Andreas Züsts Lieblingsblumen sind die Pilze. Diese kleinen weichen, feuchten Bäumchen sind seine Freunde im Walde, die er besucht, kontrolliert, betrachtet und manchmal isst. Unsichtbar unter dem Boden breiten sie ein Geflecht aus, das sie miteinander verbindet und sie alle zusammenhält. Andreas hat auch so ein Geflecht, ein weit verzweigtes, vom Spiegelberg bis hinunter in die Stadt, und von dort bis weit in den Norden. Oft am Abend, wenn es dämmert, sieht man ihn nach Hause gehen. Dort empfangen ihn Besucher. Die Besucher festen und warten. Sie sind aus der Stadt. Es sind solche, die nicht schlafen können oder wollen.

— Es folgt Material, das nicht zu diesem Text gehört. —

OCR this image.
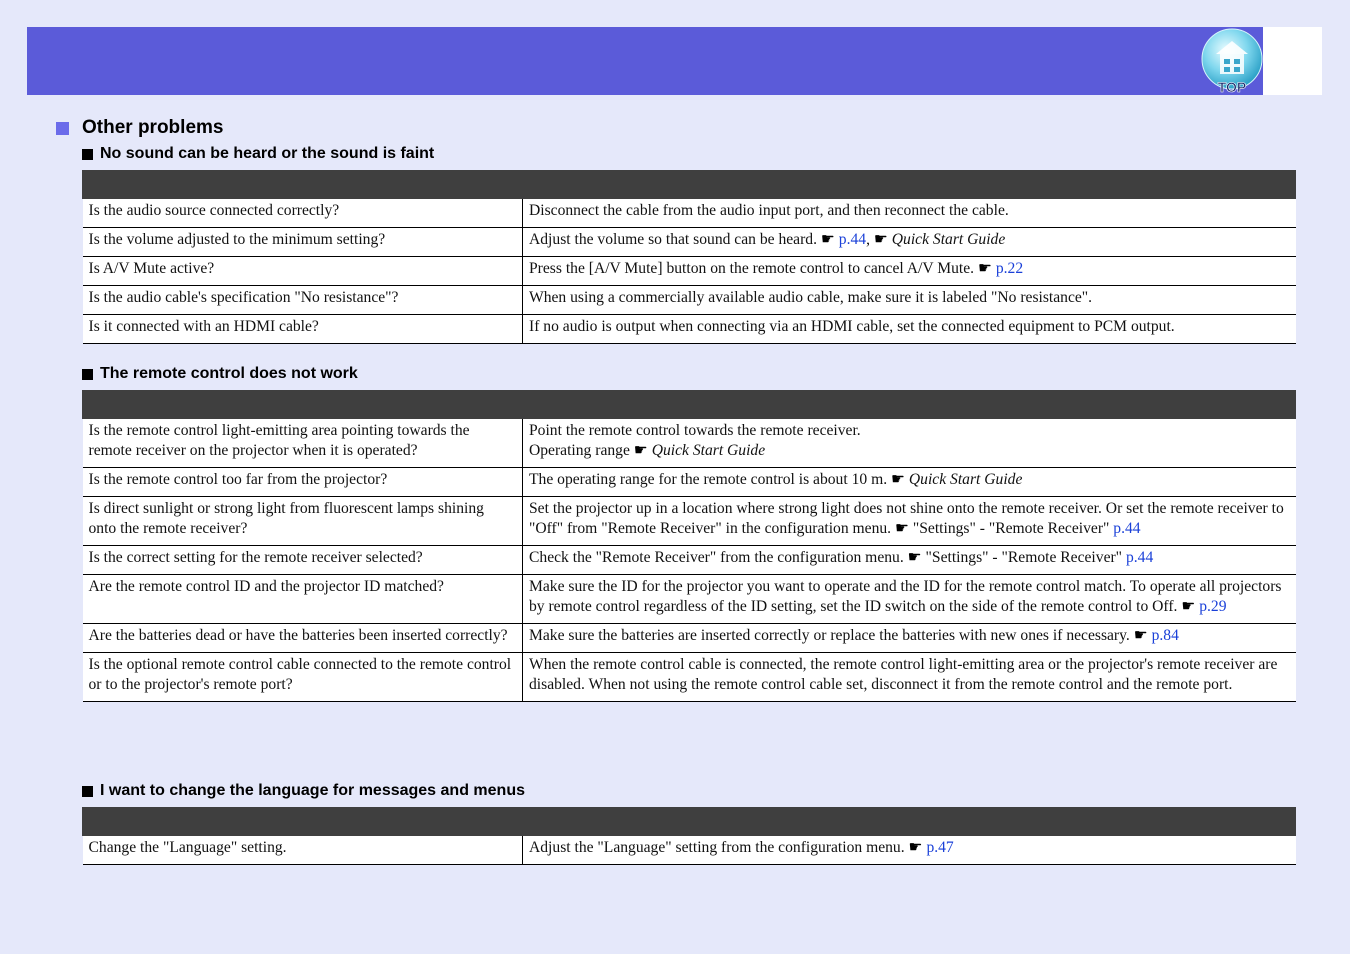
TOP
Other problems
No sound can be heard or the sound is faint

Is the audio source connected correctly?	Disconnect the cable from the audio input port, and then reconnect the cable.
Is the volume adjusted to the minimum setting?	Adjust the volume so that sound can be heard. ☛ p.44, ☛ Quick Start Guide
Is A/V Mute active?	Press the [A/V Mute] button on the remote control to cancel A/V Mute. ☛ p.22
Is the audio cable's specification "No resistance"?	When using a commercially available audio cable, make sure it is labeled "No resistance".
Is it connected with an HDMI cable?	If no audio is output when connecting via an HDMI cable, set the connected equipment to PCM output.
The remote control does not work

Is the remote control light-emitting area pointing towards the remote receiver on the projector when it is operated?	Point the remote control towards the remote receiver.
Operating range ☛ Quick Start Guide
Is the remote control too far from the projector?	The operating range for the remote control is about 10 m. ☛ Quick Start Guide
Is direct sunlight or strong light from fluorescent lamps shining onto the remote receiver?	Set the projector up in a location where strong light does not shine onto the remote receiver. Or set the remote receiver to "Off" from "Remote Receiver" in the configuration menu. ☛ "Settings" - "Remote Receiver" p.44
Is the correct setting for the remote receiver selected?	Check the "Remote Receiver" from the configuration menu. ☛ "Settings" - "Remote Receiver" p.44
Are the remote control ID and the projector ID matched?	Make sure the ID for the projector you want to operate and the ID for the remote control match. To operate all projectors by remote control regardless of the ID setting, set the ID switch on the side of the remote control to Off. ☛ p.29
Are the batteries dead or have the batteries been inserted correctly?	Make sure the batteries are inserted correctly or replace the batteries with new ones if necessary. ☛ p.84
Is the optional remote control cable connected to the remote control or to the projector's remote port?	When the remote control cable is connected, the remote control light-emitting area or the projector's remote receiver are disabled. When not using the remote control cable set, disconnect it from the remote control and the remote port.
I want to change the language for messages and menus

Change the "Language" setting.	Adjust the "Language" setting from the configuration menu. ☛ p.47
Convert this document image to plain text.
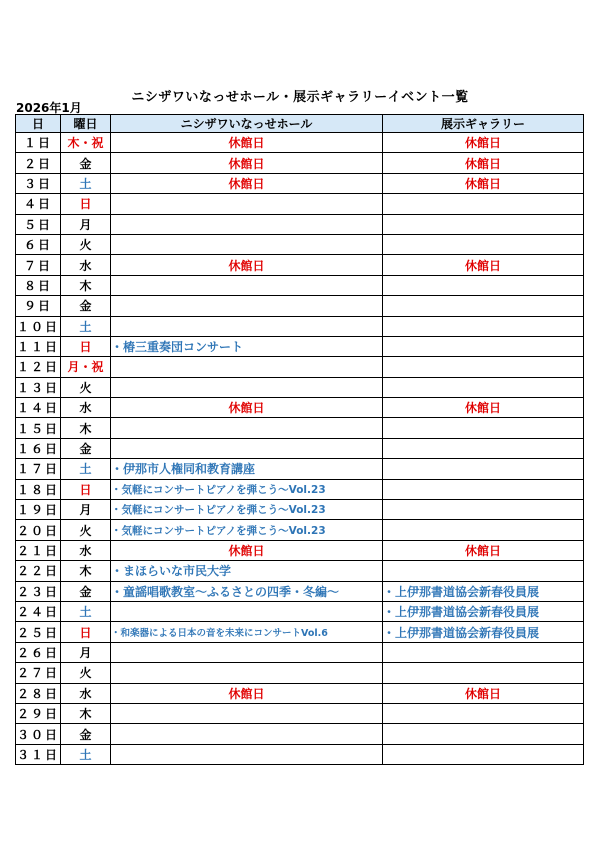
ニシザワいなっせホール・展示ギャラリーイベント一覧
2026年1月
日	曜日	ニシザワいなっせホール	展示ギャラリー
１日	木・祝	休館日	休館日
２日	金	休館日	休館日
３日	土	休館日	休館日
４日	日		
５日	月		
６日	火		
７日	水	休館日	休館日
８日	木		
９日	金		
１０日	土		
１１日	日	・椿三重奏団コンサート	
１２日	月・祝		
１３日	火		
１４日	水	休館日	休館日
１５日	木		
１６日	金		
１７日	土	・伊那市人権同和教育講座	
１８日	日	・気軽にコンサートピアノを弾こう～Vol.23	
１９日	月	・気軽にコンサートピアノを弾こう～Vol.23	
２０日	火	・気軽にコンサートピアノを弾こう～Vol.23	
２１日	水	休館日	休館日
２２日	木	・まほらいな市民大学	
２３日	金	・童謡唱歌教室～ふるさとの四季・冬編～	・上伊那書道協会新春役員展
２４日	土		・上伊那書道協会新春役員展
２５日	日	・和楽器による日本の音を未来にコンサートVol.6	・上伊那書道協会新春役員展
２６日	月		
２７日	火		
２８日	水	休館日	休館日
２９日	木		
３０日	金		
３１日	土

Steht man nämlich in der Stadt nachts nackt oder halbnackt vor dem Bett, ist das Einschlafen nur noch ein Umfallen, ein Zusammenbrechen. Die Gespräche sind vorbei, die Bars sind zu, das Taxi bezahlt, das Programm zu Ende, alle anderen sind gegangen, nichts geht mehr. Das Bett befiehlt und bleibt Sieger über Vernunft und feste Ansichten; eingebildet überhört man das Lachen des Bettes über den jammervollen Umstand, dass da wieder einer ins Dunkel steigt und mitzunehmen gedenkt, was er an Persönlichkeit und Charakter mitgeschoben hat den ganzen Tag. Es ist auch ein Sieg der seltsamen Kraft des Ortes, der Geomantie über die Freiheit. Das Irren durch die Stadt und den Tag findet hier sein Ende; säuberlich und freiwillig legt man sich parallel zur Wand, weil man hofft, was die rechtwinkligen Koordinaten des Hauses verheissen: dass irgendetwas in Ordnung ist.

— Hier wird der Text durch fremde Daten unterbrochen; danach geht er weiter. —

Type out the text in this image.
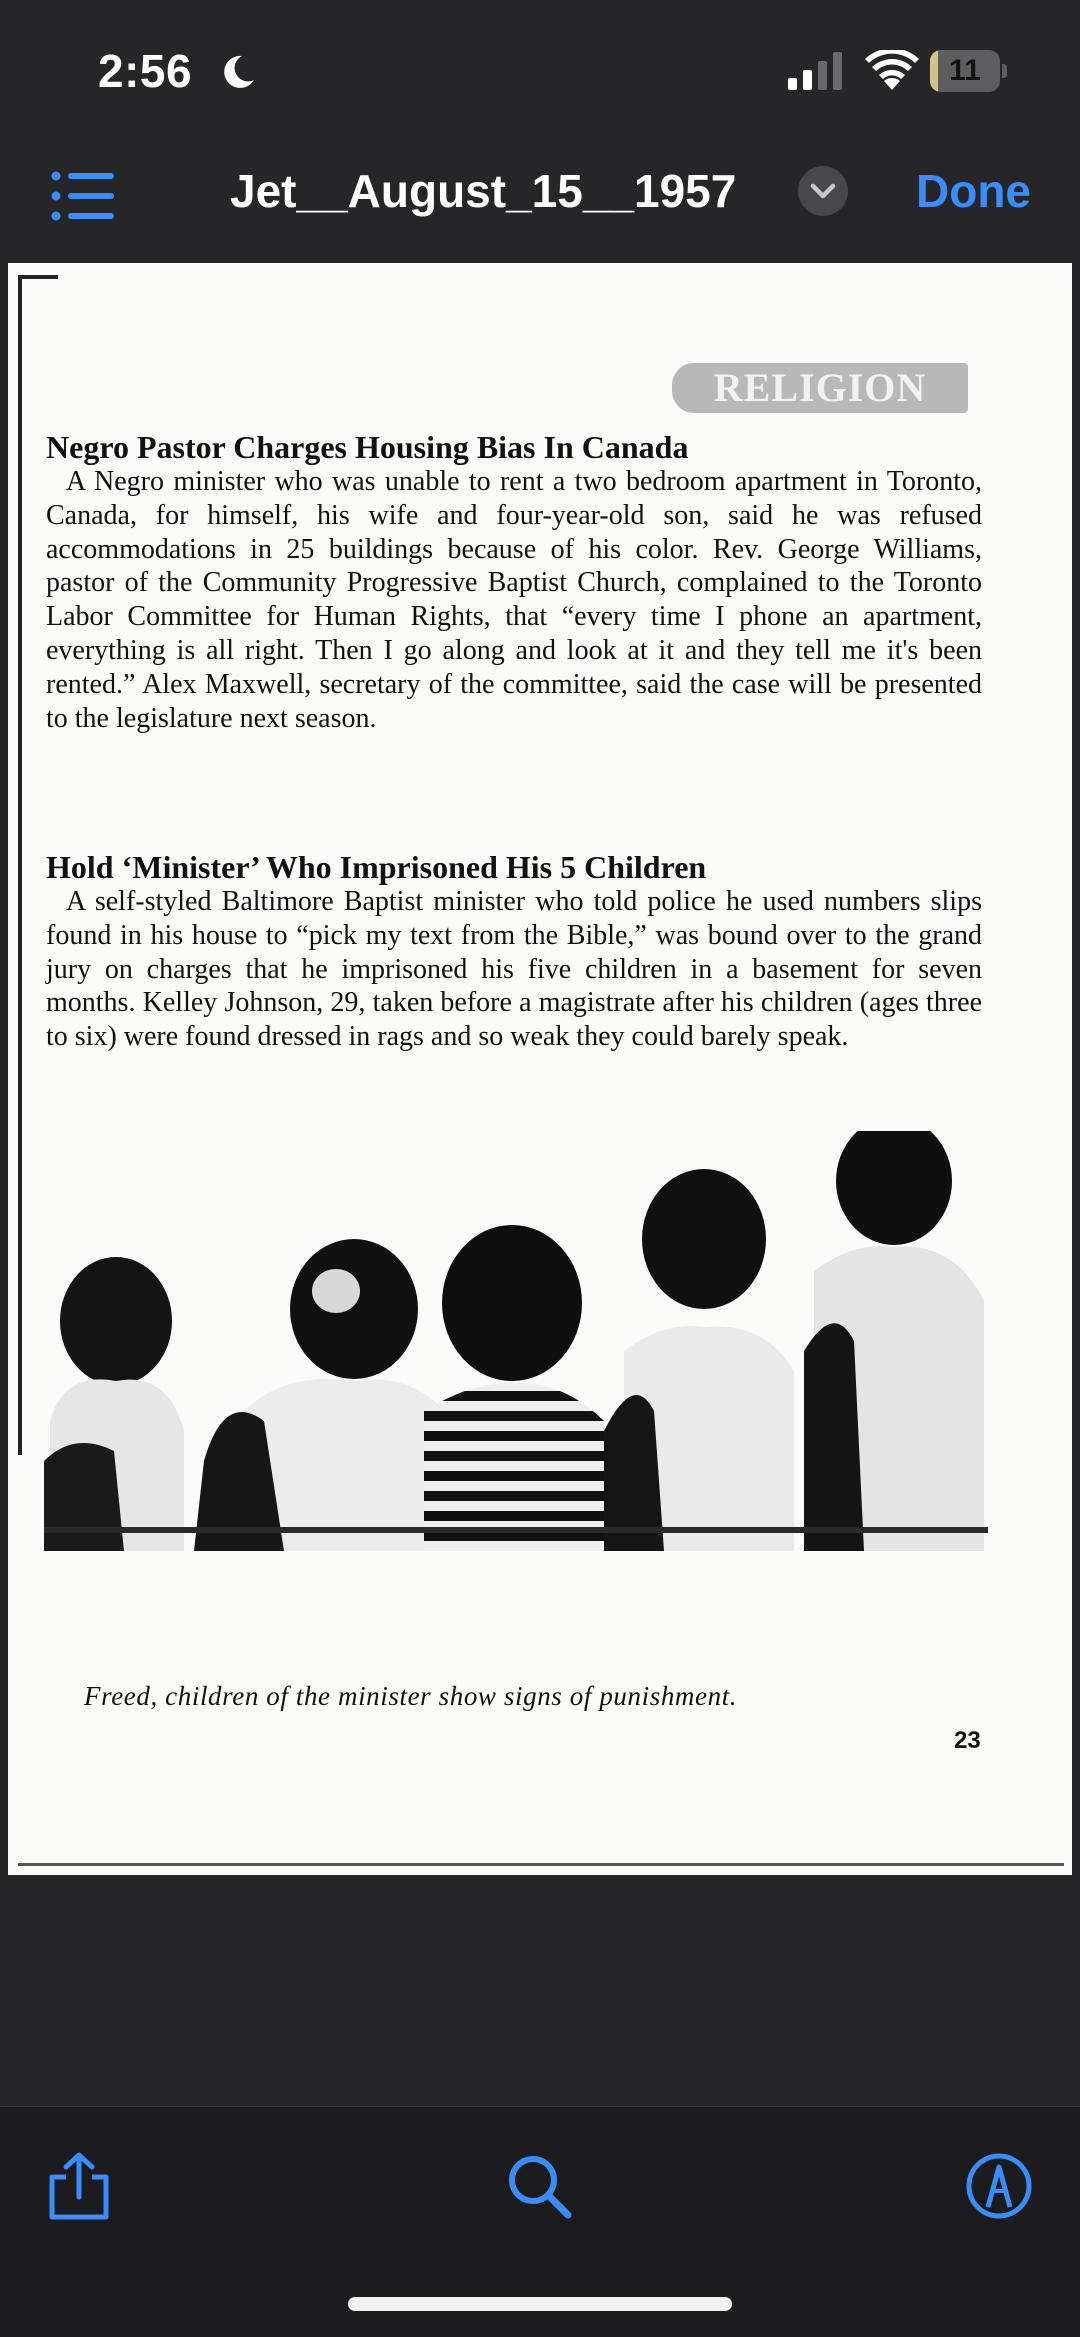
2:56	11
Jet__August_15__1957	Done
RELIGION
Negro Pastor Charges Housing Bias In Canada

A Negro minister who was unable to rent a two bedroom apartment in Toronto, Canada, for himself, his wife and four-year-old son, said he was refused accommodations in 25 buildings because of his color. Rev. George Williams, pastor of the Community Progressive Baptist Church, complained to the Toronto Labor Committee for Human Rights, that “every time I phone an apartment, everything is all right. Then I go along and look at it and they tell me it's been rented.” Alex Maxwell, secretary of the committee, said the case will be presented to the legislature next season.

Hold ‘Minister’ Who Imprisoned His 5 Children

A self-styled Baltimore Baptist minister who told police he used numbers slips found in his house to “pick my text from the Bible,” was bound over to the grand jury on charges that he imprisoned his five children in a basement for seven months. Kelley Johnson, 29, taken before a magistrate after his children (ages three to six) were found dressed in rags and so weak they could barely speak.

Freed, children of the minister show signs of punishment.
23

Auf dem Lande ist es anders. Man kann schlafen, wann und wo man will. Im Wirtshaus, im Gras, bei den Kartoffeln. Am Abend kommt langsam die Dunkelheit, und lange herrscht die Dämmerung. Gut ist, wenn man nie ganz wach war, so wird der Übergang nicht allzu hart. In Ruhe wird man Zeuge vom allmählichen Verschwinden der Gegenstände und der Menschen. Was man anschaut, wird müde, der Tisch, der Lampenschein, der Hund schläft eh den ganzen Tag. Furchtlos kann man alles lassen, wie es ist, weil es mitkommt, hinüber in die gegenstandslose Welt des Schlafes. Zuversichtlich kann man so festen und feiern bis tief in die Nacht. Bis einer einnickt am Tisch, einer schlummert neben dem Hund, andere geben auf, sie müssen nach Hause. Es ist ruhig geworden auf dem Spiegelberg, nur in der Dunkelkammer brennt noch Licht. Andreas ist am Arbeiten. Es war ein guter Tag heute. Olivia hat ihm geholfen, auf Teufel komm raus. Weitere Teile seines Geflechts werden sichtbar: was vorbeikommt über die Jahre, wie es sich zeigt, wo es ihn hinzieht, wer dort mit ihm verbunden ist und wie es dort ausschaut. Bald sind die Untersuchungen abgeschlossen und werden mit Sicherheit weitergeführt.